A group of SpaceX employees are banding together to negotiate lower wealth management fees and access to tax-saving products from financial advisory firms ahead of next week’s historic IPO that reportedly values the company at $1.75 trillion.
More than 1,000 current and former SpaceX employees have banded together with a combined worth of $20 billion in assets, according to Bloomberg. Morgan Stanley as well as mega-RIAs Creative Planning and Corient are among the wealth management firms reportedly being targeted by the SpaceX group, who collectively aim to pay less than 0.5% on assets under management rather than the traditional 1% advisor fee.
In an effort to mitigate their capital gain taxes and heavy exposure to SpaceX, the staffers are also seeking equity-based lending and direct indexing, as well as loan-like variable prepaid forward contract (VPFC) structures and options-powered strategies such as collars and box spreads.
“What’s interesting here is not that employees want financial advice. It’s that they’re recognizing their collective purchasing power and using it to negotiate access to specialized expertise,” Brian Werner, chief investment officer at Winthrop Partners, told Bloomberg. “I would not be surprised if we see more employee groups at high-growth private companies pursue similar arrangements.”

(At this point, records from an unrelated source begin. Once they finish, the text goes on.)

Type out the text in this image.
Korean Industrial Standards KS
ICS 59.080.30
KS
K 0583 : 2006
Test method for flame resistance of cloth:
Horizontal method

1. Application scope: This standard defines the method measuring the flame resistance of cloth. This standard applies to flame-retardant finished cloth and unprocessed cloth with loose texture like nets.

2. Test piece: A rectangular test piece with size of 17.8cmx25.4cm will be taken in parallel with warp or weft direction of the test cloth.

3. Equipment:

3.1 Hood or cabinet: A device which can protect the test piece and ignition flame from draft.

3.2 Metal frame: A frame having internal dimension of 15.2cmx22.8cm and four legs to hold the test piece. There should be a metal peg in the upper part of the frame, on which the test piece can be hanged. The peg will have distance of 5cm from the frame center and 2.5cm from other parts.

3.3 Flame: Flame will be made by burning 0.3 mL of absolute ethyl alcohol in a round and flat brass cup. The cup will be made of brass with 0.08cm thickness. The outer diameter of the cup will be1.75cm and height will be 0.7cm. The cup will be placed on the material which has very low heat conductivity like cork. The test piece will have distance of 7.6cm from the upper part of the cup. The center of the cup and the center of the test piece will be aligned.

SpaceX is going public on the Nasdaq exchange on June 12 in an IPO that is set to combine Elon Musk’s rocket maker as well as his artificial intelligence unit xAI and social network X. The group efforts from SpaceX staffers could form a new playbook for startup employees aiming to optimize their negotiating power for financial advice amid blockbuster IPOs, as Anthropic and OpenAI are also preparing to go public.

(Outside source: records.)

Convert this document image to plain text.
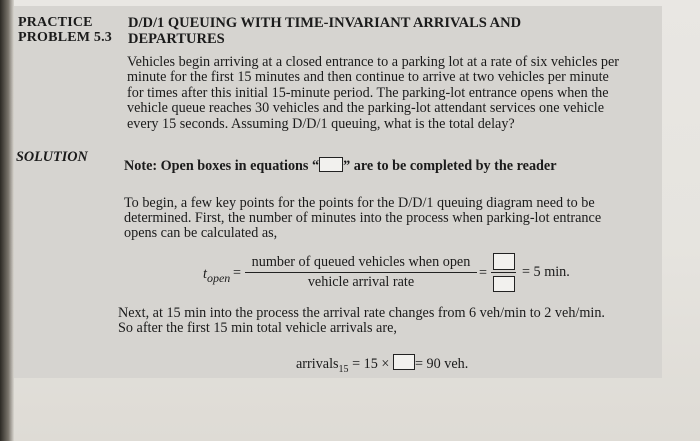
PRACTICE
PROBLEM 5.3
D/D/1 QUEUING WITH TIME-INVARIANT ARRIVALS AND
DEPARTURES
Vehicles begin arriving at a closed entrance to a parking lot at a rate of six vehicles per
minute for the first 15 minutes and then continue to arrive at two vehicles per minute
for times after this initial 15-minute period. The parking-lot entrance opens when the
vehicle queue reaches 30 vehicles and the parking-lot attendant services one vehicle
every 15 seconds. Assuming D/D/1 queuing, what is the total delay?
SOLUTION
Note: Open boxes in equations “ ” are to be completed by the reader
To begin, a few key points for the points for the D/D/1 queuing diagram need to be
determined. First, the number of minutes into the process when parking-lot entrance
opens can be calculated as,
$t_{open}$ =
number of queued vehicles when open
vehicle arrival rate
= = 5 min.
Next, at 15 min into the process the arrival rate changes from 6 veh/min to 2 veh/min.
So after the first 15 min total vehicle arrivals are,
arrivals$_{15}$ = 15 × = 90 veh.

“Banding together into a cohort and negotiating from a position of strength is going to be, without question, the way to go,” said Dominic Corabi, co-founder of Wedmont Private Capital. “They’re going to get better terms, better pricing from custodians and product providers.”
According to May documents reviewed by Bloomberg, the SpaceX group did not consider broker-affiliated advisers due to their “complex cost structures.” They also did not consider robo-advisers because they are “less suited for households with complex liquidity, tax and concentrated position planning needs.”